La Profecía Rota - Libro 3 de la Saga De Lug

SEGUNDA PARTE: El Fugitivo - CAPÍTULO 73

El día siguiente fue peor. Subieron más alto todavía, y el sol parecía no tener intenciones de mostrar su cara, oculto como estaba tras un cielo triste y gris. No tardó en comenzar a nevar. Lug nunca pensó que el frío pudiera ser más intenso que el del día anterior, se equivocaba. Envuelto con su manto de lana y con las pieles que Randall le había facilitado la noche anterior, Lug decidió echarse encima su capa plateada. La capa no abrigaba demasiado pero le servía para mantenerlo seco.

            Nadie hablaba. Todos tenían las cabezas totalmente envueltas con gruesas bufandas con una fina línea abierta a la altura de los ojos para poder ver el camino. La marcha era lenta y hasta los caballos, que estaban adaptados a aquellos climas, flaqueaban. El invierno no era el mejor momento para cruzar la cordillera del Norte, pero la urgencia de las circunstancias no dejaba otra opción. Esperar hasta la primavera hubiera sido demasiado, la reina no podría soportar mucho más.

            Randall y Ana se habían quedado charlando hasta bien entrada la noche, y ahora se los veía marchar abrazados por el amplio sendero congelado, dándose calor, aliento y compañía mutuamente. Lug estaba feliz por ella. Ana merecía encontrar a una persona con la que compartir su vida, y Randall era un hombre honesto, valiente y bueno como no se veían a menudo. Al verlos marchar abrazados, sintió alivio de que al menos Ana no estaría desprotegida cuando él ya no estuviera a su lado.

            Después de varias horas de marcha, pasaron el punto más alto del paso y comenzaron a descender. Las cosas empezaron mejorar cuando la nieve paró de caer y el sol se asomó tímidamente entre las nubes, dando un respiro a los entumecidos viajeros. Aun así, el descenso debía hacerse cuidadosamente para no resbalar en el sendero helado. El Paso Oeste se volvió un estrecho camino de cornisa, rocoso y traicionero, en el que el menor descuido podría llevarlos a una caída mortal de cientos de metros. Mientras Randall protegía a Ana, dos soldados de Aros se pusieron a la par de Colib y Lug para socorrerlos en caso de tropezar en el empinado y desnivelado suelo resbaladizo.

            —¡Miren!— gritó Ana de pronto, señalando con el brazo hacia el noroeste—. ¡Lug! ¡Mire! ¿No es la cosa más extraordinaria que haya visto?

            Lug dirigió la mirada hacia donde ella señalaba. Se quedó maravillado ante el gélido espectáculo.
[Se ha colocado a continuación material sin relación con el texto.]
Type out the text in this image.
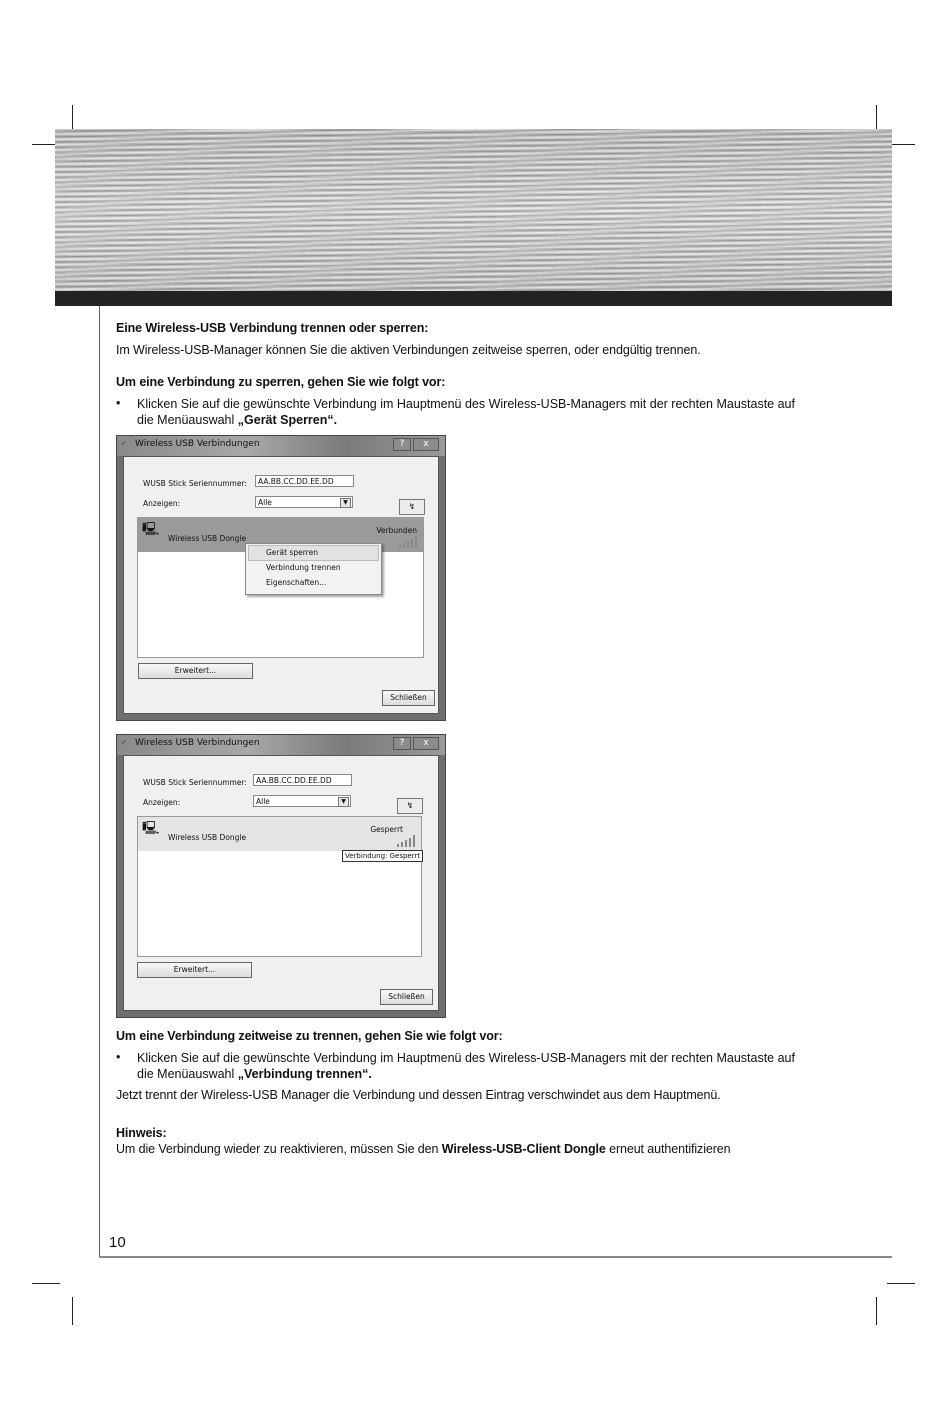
Eine Wireless-USB Verbindung trennen oder sperren:
Im Wireless-USB-Manager können Sie die aktiven Verbindungen zeitweise sperren, oder endgültig trennen.
Um eine Verbindung zu sperren, gehen Sie wie folgt vor:
• Klicken Sie auf die gewünschte Verbindung im Hauptmenü des Wireless-USB-Managers mit der rechten Maustaste auf
die Menüauswahl „Gerät Sperren“.
◜ Wireless USB Verbindungen	?	x
WUSB Stick Seriennummer:	AA.BB.CC.DD.EE.DD
Anzeigen:	Alle	▼	↯
🖳
Wireless USB Dongle
Verbunden
Gerät sperren
Verbindung trennen
Eigenschaften...
Erweitert...
Schließen
◜ Wireless USB Verbindungen	?	x
WUSB Stick Seriennummer:	AA.BB.CC.DD.EE.DD
Anzeigen:	Alle	▼	↯
🖳
Wireless USB Dongle
Gesperrt
Verbindung: Gesperrt
Erweitert...
Schließen
Um eine Verbindung zeitweise zu trennen, gehen Sie wie folgt vor:
• Klicken Sie auf die gewünschte Verbindung im Hauptmenü des Wireless-USB-Managers mit der rechten Maustaste auf
die Menüauswahl „Verbindung trennen“.
Jetzt trennt der Wireless-USB Manager die Verbindung und dessen Eintrag verschwindet aus dem Hauptmenü.
Hinweis:
Um die Verbindung wieder zu reaktivieren, müssen Sie den Wireless-USB-Client Dongle erneut authentifizieren
10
Una imponente cascada vertía su agua al vacío, pero el agua estaba congelada y parecía detenerse en el aire, sin llegar nunca a destino, colgando como miles de agujas blancas. Era como ver el tiempo detenido por el frío. El frígido clima evitaba que la naturaleza siguiera su curso, que completara su ciclo. Ana, Colib y Lug se detuvieron por un momento a observar cómo el sol provocaba innumerables arcoíris en formas diversas, entretejidos en las delicadas agujas de hielo. Aquel fantástico cuadro les hizo olvidar por un momento el tedioso descenso y el hecho de que estaban totalmente ateridos por las bajas temperaturas.

            —Le llamamos Cascada de la Luz— explicó Randall—. En el verano es casi tan impresionante como ahora, el tronar de sus aguas puede escucharse inclusive desde aquí.

            —Un nombre muy apropiado –concedió Lug.

            —Me gustaría poder ver el agua caer en el verano— comentó Ana.

            —Te traeré a verla— prometió Randall. Ella sonrió complacida—. Será mejor que sigamos, todavía nos queda un buen trecho.

            Lug y Colib asintieron y volvieron su atención al sendero, emprendiendo de nuevo el descenso, tomándose de salientes rocosas en la pared de la montaña para ayudarse a mantener el equilibrio. Lug observó que los caballos bajaban en fila con mucho más seguridad que ellos, debían estar acostumbrados a este camino.

            Después de una media hora, Randall anunció:

            —Allá está Aros.

            Lug estiró el cuello interesado. La ladera de la enorme montaña estaba plagada de altos pinos verdes cubiertos con nieve, y más allá, en un amplio y hermoso valle, se alzaba una lomada pronunciada, coronada por una imponente fortaleza de piedra, a cuyos pies se veían innumerables casas también de piedra, todo rodeado por una muralla casi tan gruesa como la de Kildare. Más hacia el este, un gran lago congelado  se destacaba como un espejo gigante, flanqueado por las montañas de un lado y por la ciudad de Aros del otro.